= Viktor Kolupaev =

Viktor Dmitrievič Kolupaev (September 19, 1936 - June 4, 2001) was a Russian scientist and soft science fiction author who won the Aelita Prize in 1986 and 1988. Kolupaev was born in Nezametny, Yakutia, attended school in Krasnoyarsk and moved in 1954 to Tomsk where he attended the Tomsk Polytechnic Institute and became a member of the Siberian Physical-Technical Institute of the Tomsk State University, where he worked in mathematics and bionics.
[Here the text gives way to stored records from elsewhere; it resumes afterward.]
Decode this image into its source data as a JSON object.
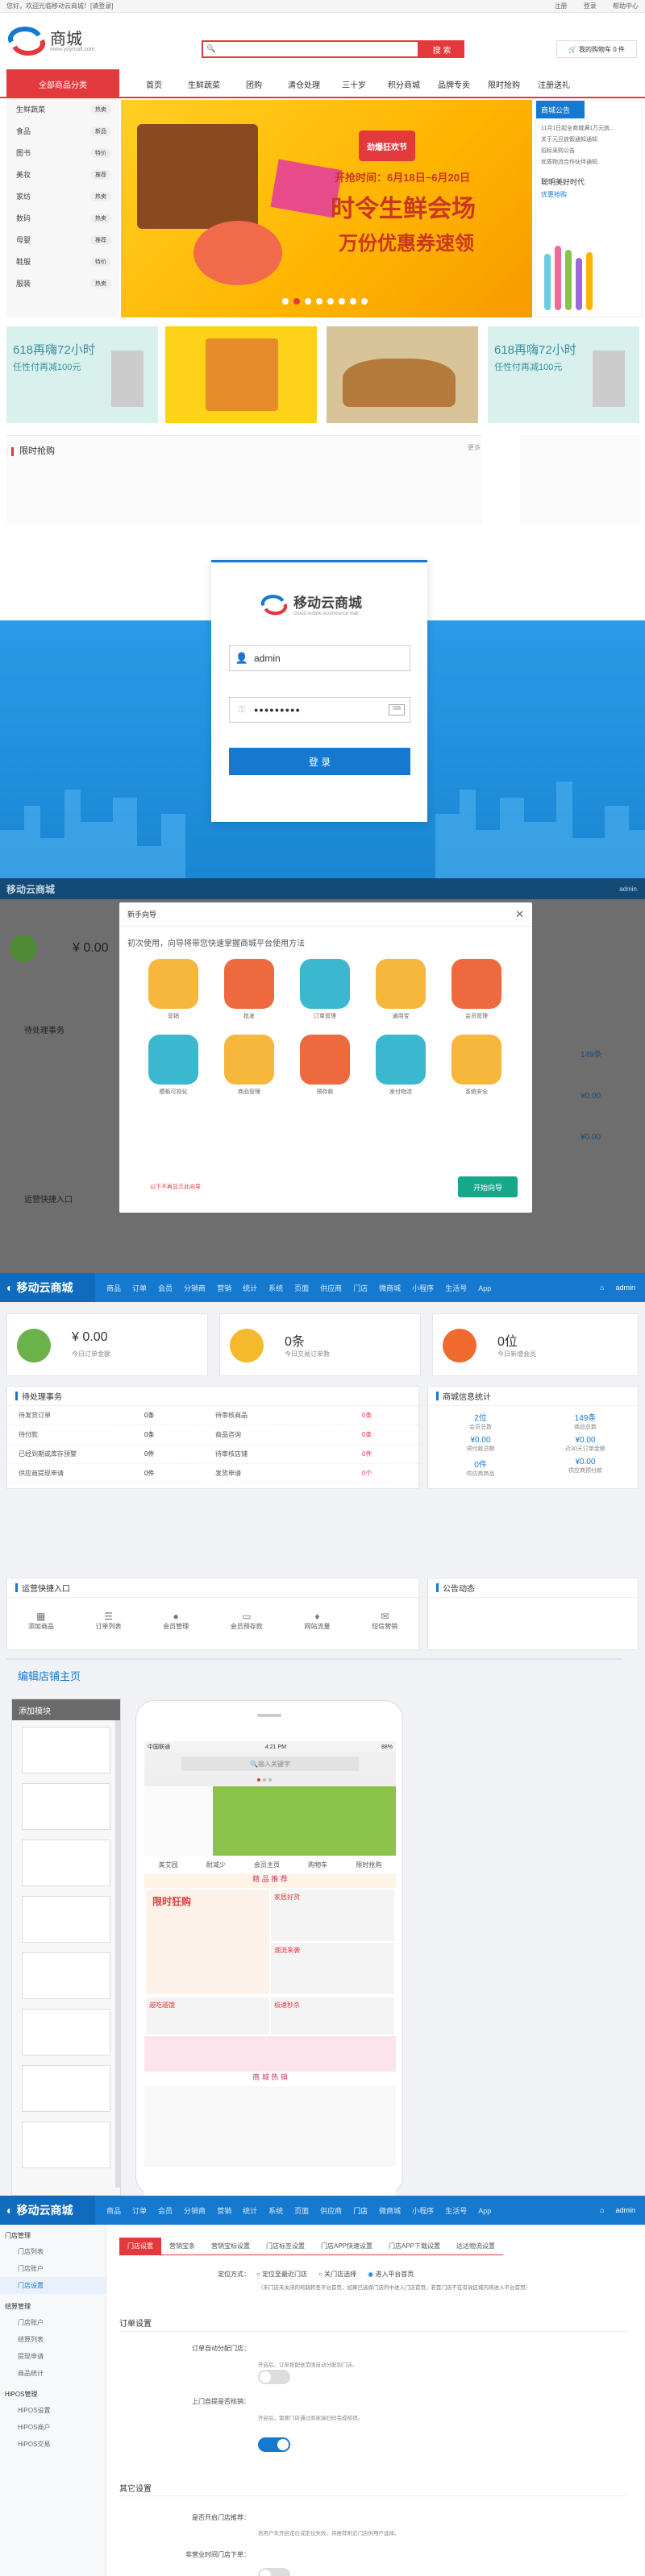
{
  "mall": {
    "topbar_left": "您好，欢迎光临移动云商城！[请登录]",
    "topbar_links": [
      "注册",
      "登录",
      "帮助中心"
    ],
    "logo": "商城",
    "logo_sub": "www.ydymall.com",
    "search_button": "搜 索",
    "cart": "我的购物车 0 件",
    "all_categories": "全部商品分类",
    "nav": [
      "首页",
      "生鲜蔬菜",
      "团购",
      "清仓处理",
      "三十岁",
      "积分商城",
      "品牌专卖",
      "限时抢购",
      "注册送礼"
    ],
    "categories": [
      {
        "name": "生鲜蔬菜",
        "tag": "热卖"
      },
      {
        "name": "食品",
        "tag": "新品"
      },
      {
        "name": "图书",
        "tag": "特价"
      },
      {
        "name": "美妆",
        "tag": "推荐"
      },
      {
        "name": "家纺",
        "tag": "热卖"
      },
      {
        "name": "数码",
        "tag": "热卖"
      },
      {
        "name": "母婴",
        "tag": "推荐"
      },
      {
        "name": "鞋服",
        "tag": "特价"
      },
      {
        "name": "服装",
        "tag": "热卖"
      }
    ],
    "banner_badge": "劲爆狂欢节",
    "banner_date": "开抢时间：6月18日~6月20日",
    "banner_main": "时令生鲜会场",
    "banner_sub": "万份优惠券速领",
    "notice_title": "商城公告",
    "notices": [
      "11月1日起全商城满1万元就...",
      "关于元旦放假通知通知",
      "招标采购公告",
      "优质物流合作伙伴通知"
    ],
    "right_promo": "聪明美好时代",
    "right_promo_sub": "优惠抢购",
    "promos": [
      {
        "title": "618再嗨72小时",
        "sub": "任性付再减100元"
      },
      {
        "title": "",
        "sub": ""
      },
      {
        "title": "",
        "sub": ""
      },
      {
        "title": "618再嗨72小时",
        "sub": "任性付再减100元"
      }
    ],
    "flash_title": "限时抢购",
    "flash_more": "更多"
  },
  "login": {
    "brand": "移动云商城",
    "brand_sub": "Cloud mobile ecommerce mall",
    "username": "admin",
    "password": "●●●●●●●●●",
    "button": "登  录"
  },
  "modal": {
    "brand": "移动云商城",
    "user": "admin",
    "title": "新手向导",
    "intro": "初次使用，向导将带您快速掌握商城平台使用方法",
    "icons": [
      "营销",
      "批发",
      "订单管理",
      "通用宝",
      "会员管理",
      "模板可视化",
      "商品管理",
      "预存款",
      "发付物流",
      "系统安全"
    ],
    "footer_link": "以下不再显示此向导",
    "start": "开始向导",
    "bg_amount": "¥ 0.00",
    "bg_stats": [
      "149条",
      "¥0.00",
      "¥0.00"
    ],
    "bg_todo": "待处理事务",
    "bg_quick": "运营快捷入口"
  },
  "admin": {
    "brand": "移动云商城",
    "user": "admin",
    "menu": [
      "商品",
      "订单",
      "会员",
      "分销商",
      "营销",
      "统计",
      "系统",
      "页面",
      "供应商",
      "门店",
      "微商城",
      "小程序",
      "生活号",
      "App"
    ],
    "stats": [
      {
        "value": "¥ 0.00",
        "label": "今日订单金额",
        "color": "#6bb24a"
      },
      {
        "value": "0条",
        "label": "今日交易订单数",
        "color": "#f4b92d"
      },
      {
        "value": "0位",
        "label": "今日新增会员",
        "color": "#f06a2d"
      }
    ],
    "todo_title": "待处理事务",
    "todo": [
      {
        "l": "待发货订单",
        "lv": "0条",
        "r": "待审核商品",
        "rv": "0条"
      },
      {
        "l": "待付款",
        "lv": "0条",
        "r": "商品咨询",
        "rv": "0条"
      },
      {
        "l": "已经到期或库存预警",
        "lv": "0件",
        "r": "待审核店铺",
        "rv": "0件"
      },
      {
        "l": "供应商提现申请",
        "lv": "0件",
        "r": "发货申请",
        "rv": "0个"
      }
    ],
    "info_title": "商城信息统计",
    "info": [
      {
        "v": "2位",
        "l": "会员总数"
      },
      {
        "v": "149条",
        "l": "商品总数"
      },
      {
        "v": "¥0.00",
        "l": "预付款总额"
      },
      {
        "v": "¥0.00",
        "l": "近30天订单金额"
      },
      {
        "v": "0件",
        "l": "供应商商品"
      },
      {
        "v": "¥0.00",
        "l": "供应商预付款"
      }
    ],
    "quick_title": "运营快捷入口",
    "quick": [
      "添加商品",
      "订单列表",
      "会员管理",
      "会员预存款",
      "网站流量",
      "短信营销"
    ],
    "notice_title": "公告动态",
    "edit_title": "编辑店铺主页",
    "module_title": "添加模块",
    "phone_status_left": "中国联通",
    "phone_time": "4:21 PM",
    "phone_battery": "88%",
    "phone_search": "输入关键字",
    "phone_quick": [
      "美艾园",
      "耐减少",
      "会员主页",
      "购物车",
      "限时抢购"
    ],
    "phone_sec1": "精 品 推 荐",
    "phone_sec2": "商 城 热 销",
    "phone_promo": "限时狂购",
    "phone_items": [
      "家居好货",
      "潮流来袭",
      "越吃越饿",
      "极速秒杀"
    ]
  },
  "settings": {
    "brand": "移动云商城",
    "user": "admin",
    "menu": [
      "商品",
      "订单",
      "会员",
      "分销商",
      "营销",
      "统计",
      "系统",
      "页面",
      "供应商",
      "门店",
      "微商城",
      "小程序",
      "生活号",
      "App"
    ],
    "sidebar": [
      {
        "group": "门店管理",
        "items": [
          "门店列表",
          "门店账户",
          "门店设置"
        ]
      },
      {
        "group": "结算管理",
        "items": [
          "门店账户",
          "结算列表",
          "提现申请",
          "商品统计"
        ]
      },
      {
        "group": "HiPOS管理",
        "items": [
          "HiPOS设置",
          "HiPOS商户",
          "HiPOS交易"
        ]
      }
    ],
    "tabs": [
      "门店设置",
      "营销宝条",
      "营销宝标设置",
      "门店标签设置",
      "门店APP快速设置",
      "门店APP下载设置",
      "达达物流设置"
    ],
    "location_label": "定位方式：",
    "location_options": [
      "定位至最近门店",
      "关门店选择",
      "进入平台首页"
    ],
    "location_hint": "（未门店未关闭的将跳转至平台首页，如果已选择门店的中进入门店首页，若是门店不在有效区域内将进入平台首页）",
    "section1": "订单设置",
    "rows": [
      {
        "label": "订单自动分配门店：",
        "on": false,
        "hint": "开启后，订单按配送范围自动分配到门店。"
      },
      {
        "label": "上门自提是否核销：",
        "on": true,
        "hint": "开启后，需要门店通过商家端扫码完成核销。"
      }
    ],
    "section2": "其它设置",
    "rows2": [
      {
        "label": "是否开启门店推荐：",
        "on": false,
        "hint": "若用户未开启定位或定位失败，将推荐附近门店供用户选择。"
      },
      {
        "label": "非营业时间门店下单：",
        "on": false,
        "hint": ""
      }
    ]
  }
}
He started writing fiction in 1970.

==Works==
- Билет в детство (A Ticket to Childhood) (1969)
- Волевое усилие (Mindpower) (1970)
- Газетный киоск (The Newsstand) (1971)
- Вдохновение (Inspiration) (1971)
- Настройщик роялей (The Piano-Tuner) (1972)
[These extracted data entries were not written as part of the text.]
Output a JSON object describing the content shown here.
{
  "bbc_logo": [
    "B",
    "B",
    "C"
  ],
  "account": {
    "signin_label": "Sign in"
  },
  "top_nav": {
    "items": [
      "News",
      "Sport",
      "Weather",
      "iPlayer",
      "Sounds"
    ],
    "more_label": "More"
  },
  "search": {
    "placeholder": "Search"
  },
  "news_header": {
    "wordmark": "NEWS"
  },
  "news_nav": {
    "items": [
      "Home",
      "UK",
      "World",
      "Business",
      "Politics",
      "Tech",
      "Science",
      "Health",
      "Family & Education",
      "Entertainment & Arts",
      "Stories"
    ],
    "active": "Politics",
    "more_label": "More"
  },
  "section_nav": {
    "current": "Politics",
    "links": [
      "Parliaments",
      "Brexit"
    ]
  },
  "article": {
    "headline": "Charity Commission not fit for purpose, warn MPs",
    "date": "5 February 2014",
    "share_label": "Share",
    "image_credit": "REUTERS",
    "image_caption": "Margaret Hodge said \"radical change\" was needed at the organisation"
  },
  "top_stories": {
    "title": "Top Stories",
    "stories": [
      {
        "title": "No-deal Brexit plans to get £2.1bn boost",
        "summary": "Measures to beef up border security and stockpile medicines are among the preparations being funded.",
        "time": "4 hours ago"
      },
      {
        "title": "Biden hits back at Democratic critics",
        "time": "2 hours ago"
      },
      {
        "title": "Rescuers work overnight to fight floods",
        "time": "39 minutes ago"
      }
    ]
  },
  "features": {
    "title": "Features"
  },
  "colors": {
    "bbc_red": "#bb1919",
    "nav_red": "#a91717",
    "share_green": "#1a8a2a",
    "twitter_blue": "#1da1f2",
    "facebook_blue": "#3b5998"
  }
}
- Качели Отшельника (Hermit's Swing) (1972)
- Весна света (World's Spring) (1972)
- Самый большой дом (The Biggest House) (1974)
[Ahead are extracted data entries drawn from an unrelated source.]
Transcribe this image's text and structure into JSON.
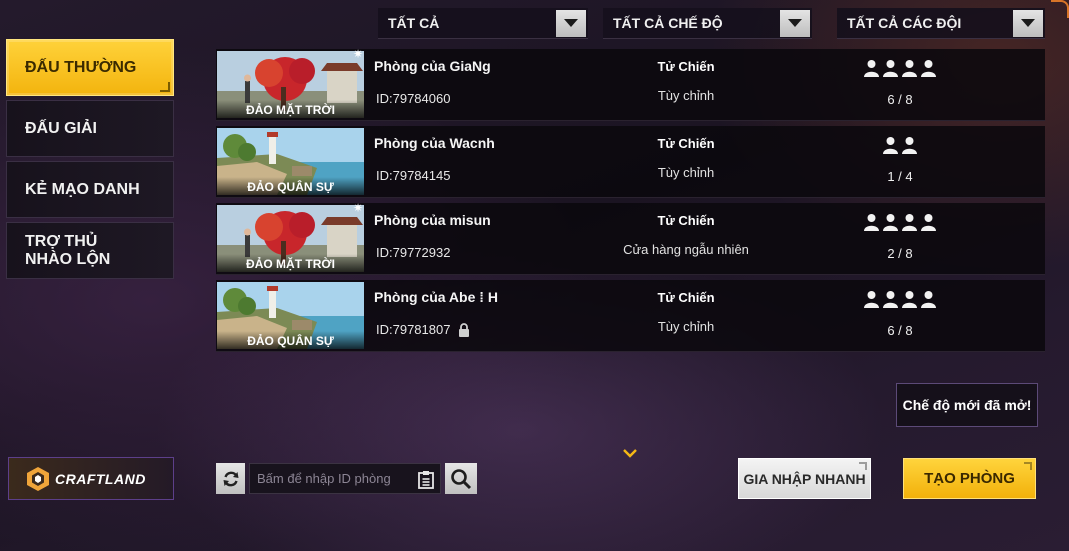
{
  "filters": [
    {
      "label": "TẤT CẢ"
    },
    {
      "label": "TẤT CẢ CHẾ ĐỘ"
    },
    {
      "label": "TẤT CẢ CÁC ĐỘI"
    }
  ],
  "sidebar": {
    "items": [
      {
        "label": "ĐẤU THƯỜNG",
        "active": true
      },
      {
        "label": "ĐẤU GIẢI",
        "active": false
      },
      {
        "label": "KẺ MẠO DANH",
        "active": false
      },
      {
        "label": "TRỢ THỦ NHÀO LỘN",
        "active": false
      }
    ]
  },
  "rooms": [
    {
      "map": "ĐẢO MẶT TRỜI",
      "name": "Phòng của GiaNg",
      "id": "ID:79784060",
      "mode": "Tử Chiến",
      "sub": "Tùy chỉnh",
      "players": "6 / 8",
      "team_icons": 4,
      "locked": false
    },
    {
      "map": "ĐẢO QUÂN SỰ",
      "name": "Phòng của Wacnh",
      "id": "ID:79784145",
      "mode": "Tử Chiến",
      "sub": "Tùy chỉnh",
      "players": "1 / 4",
      "team_icons": 2,
      "locked": false
    },
    {
      "map": "ĐẢO MẶT TRỜI",
      "name": "Phòng của misun",
      "id": "ID:79772932",
      "mode": "Tử Chiến",
      "sub": "Cửa hàng ngẫu nhiên",
      "players": "2 / 8",
      "team_icons": 4,
      "locked": false
    },
    {
      "map": "ĐẢO QUÂN SỰ",
      "name": "Phòng của Abe ⁞ H",
      "id": "ID:79781807",
      "mode": "Tử Chiến",
      "sub": "Tùy chỉnh",
      "players": "6 / 8",
      "team_icons": 4,
      "locked": true
    }
  ],
  "toast": {
    "text": "Chế độ mới đã mở!"
  },
  "craftland": {
    "label": "CRAFTLAND"
  },
  "search": {
    "placeholder": "Bấm để nhập ID phòng"
  },
  "buttons": {
    "quick_join": "GIA NHẬP NHANH",
    "create_room": "TẠO PHÒNG"
  },
  "colors": {
    "accent": "#f5b815",
    "panel": "#0a080d",
    "bg": "#1f1726"
  }
}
- Какие смешные деревья (Strange Trees) (1975)
- Любовь к Земле (For Love of Earth) (1975)
- Улыбка (Smile) (1975)
- Az író gép (1980)

Kolupaev also published two collections: Hermit's Swing (1980) and The Singing Forest (1984). His only novel was Firmenny Poezd "Fomitch" ("The 'Fomitch' Special Train"), published in 1979.